Can a smaller ballpark whip up a bigger menu? A better menu? Our mouths are watering at the possibilities but our boilers are gurgling considering the source.

Noticed on MetsBlog [1] that Aramark has reupped as the Mets' food concessionaire for the first thirty years of the Citi Field era. In fact, we (and/or our descendants) will be attempting to swallow what Aramark sells us after the initial Citi name-licensing deal expires in 2029.

I hope whatever the 'Mark is cooking is a vast step up over the prevailing Shea cuisine which has presumably been its responsibility. We just kind of assume it will be tastier because what's the point of building a whole new ballpark if you're not going to improve everything that can be improved? My latter-day romanticizing of Shea stops square at the knish counter. The food, with the occasional quirky exception (keep Daruma!), has been uniformly lousy and overpriced forever. It's a mortal lock to remain overpriced but maybe the culinary scouting report will improve when we move ever so slightly east.

According to the Aramark release [2], they handle a whole slew of ballparks, some of which I've attended, a few where I've dined not unhappily.

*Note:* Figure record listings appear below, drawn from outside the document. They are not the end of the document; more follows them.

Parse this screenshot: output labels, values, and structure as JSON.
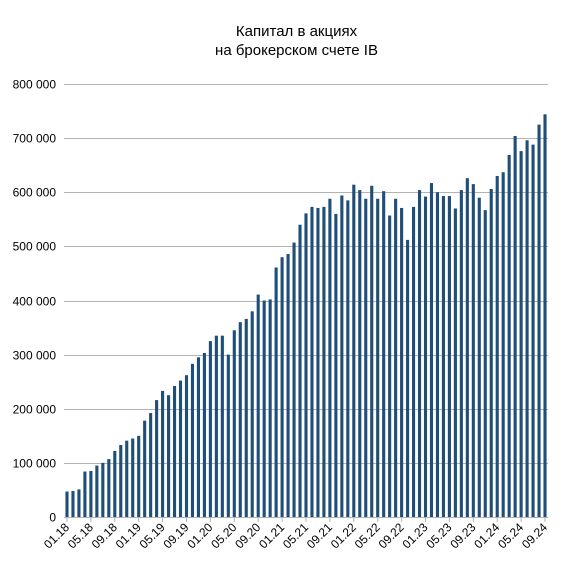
{
  "chart_data": {
    "type": "bar",
    "title_lines": [
      "Капитал в акциях",
      "на брокерском счете IB"
    ],
    "xlabel": "",
    "ylabel": "",
    "ylim": [
      0,
      800000
    ],
    "yticks": [
      "0",
      "100 000",
      "200 000",
      "300 000",
      "400 000",
      "500 000",
      "600 000",
      "700 000",
      "800 000"
    ],
    "grid": true,
    "bar_color": "#1f4e79",
    "xtick_labels": [
      "01.18",
      "05.18",
      "09.18",
      "01.19",
      "05.19",
      "09.19",
      "01.20",
      "05.20",
      "09.20",
      "01.21",
      "05.21",
      "09.21",
      "01.22",
      "05.22",
      "09.22",
      "01.23",
      "05.23",
      "09.23",
      "01.24",
      "05.24",
      "09.24"
    ],
    "series": [
      {
        "values": [
          47000,
          48000,
          51000,
          84000,
          85000,
          95000,
          100000,
          107000,
          122000,
          133000,
          141000,
          145000,
          150000,
          178000,
          192000,
          216000,
          233000,
          225000,
          242000,
          252000,
          262000,
          283000,
          295000,
          303000,
          325000,
          335000,
          335000,
          300000,
          345000,
          360000,
          366000,
          380000,
          411000,
          400000,
          402000,
          461000,
          480000,
          486000,
          507000,
          540000,
          561000,
          573000,
          571000,
          573000,
          588000,
          560000,
          594000,
          585000,
          614000,
          604000,
          588000,
          612000,
          588000,
          602000,
          557000,
          588000,
          571000,
          512000,
          573000,
          604000,
          592000,
          617000,
          600000,
          593000,
          593000,
          570000,
          604000,
          626000,
          615000,
          590000,
          567000,
          606000,
          630000,
          637000,
          669000,
          704000,
          676000,
          696000,
          688000,
          725000,
          744000
        ]
      }
    ]
  }
}
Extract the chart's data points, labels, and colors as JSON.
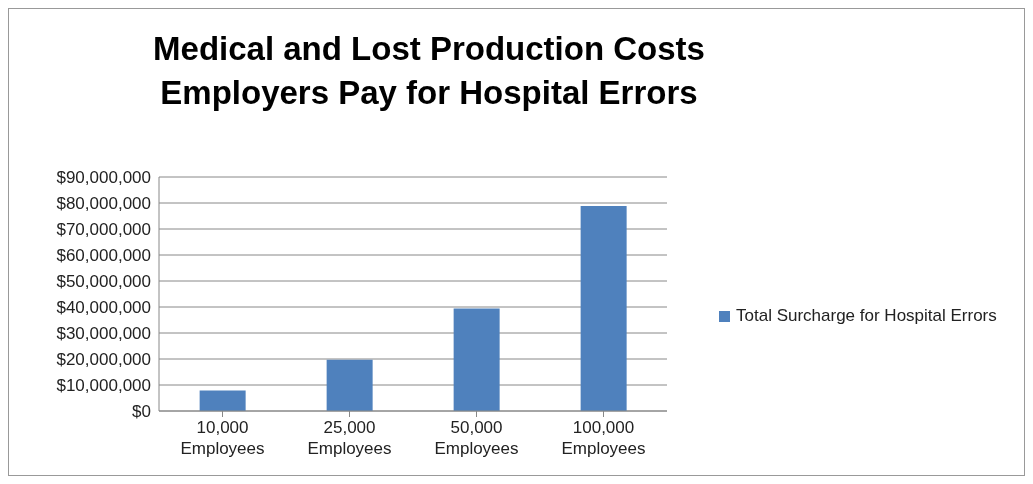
{
  "chart_data": {
    "type": "bar",
    "title": "Medical and Lost Production Costs\nEmployers Pay for Hospital Errors",
    "categories": [
      "10,000 Employees",
      "25,000 Employees",
      "50,000 Employees",
      "100,000 Employees"
    ],
    "series": [
      {
        "name": "Total Surcharge for Hospital Errors",
        "color": "#4f81bd",
        "values": [
          7900000,
          19700000,
          39400000,
          78800000
        ]
      }
    ],
    "ylim": [
      0,
      90000000
    ],
    "yticks": [
      {
        "value": 0,
        "label": "$0"
      },
      {
        "value": 10000000,
        "label": "$10,000,000"
      },
      {
        "value": 20000000,
        "label": "$20,000,000"
      },
      {
        "value": 30000000,
        "label": "$30,000,000"
      },
      {
        "value": 40000000,
        "label": "$40,000,000"
      },
      {
        "value": 50000000,
        "label": "$50,000,000"
      },
      {
        "value": 60000000,
        "label": "$60,000,000"
      },
      {
        "value": 70000000,
        "label": "$70,000,000"
      },
      {
        "value": 80000000,
        "label": "$80,000,000"
      },
      {
        "value": 90000000,
        "label": "$90,000,000"
      }
    ],
    "grid": "y",
    "legend": "right"
  }
}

They don't have Busch, which is too bad, because the food selection was awesome at Busch last summer. Things I hadn't even thought you could stand on line for (a fairly short line at that) and buy at a ballgame without going through some fancy-pants restaurant were off-the-charts delightful: a club sandwich, for example. A root beer float, for crissake. Get me a club sandwich and a root beer float and I'll be one happy camper.

Aramark's got Citizens Bank Park among its clientele. I didn't have the patience to wait for the cheesesteak in Philly three years ago and bought nachos. The cheese sauce was whipped by the wind, but what we managed to recover from our shirts wasn't bad. That's a good sign, I suppose.

If Aramark forgets to pack the chicken tenders for the move to Citi Field, they'll have my everlasting appreciation. The last time I saw the Diamondbacks at Shea before Friday night was August 2004. That was also the last time I had the chicken tenders. “Tender” does not describe my postgame reaction to them. Just knowing they are still served somewhere behind where I sit stirs the queasiness quotient. If chicken tenders are running amok in the mezzanine, can we be sure we won't be trading for Armando Benitez again?

I have indigestion issues to begin with and given my ballgame volume of late (eleven this year), I've taken to traveling with my own turkey sandwiches in gastric self-defense. But quite frankly I get bored by my discipline and peckish by the seventh. Last Friday I broke down and paid $4.75 for the Nathan's fries. Well, $ .25 for the fries, $4.50 for the grease. That doesn't happen at Nathan's.

I'll keep an open mind and, not surprisingly, an open mouth. But I hope this isn't like re-signing Bobby Bonilla and expecting him to be not Bobby Bonilla after all your experience with him has indicated he will never be anything but Bobby Bonilla.

Who I think may have grabbed a few chicken tenders on his way out the door.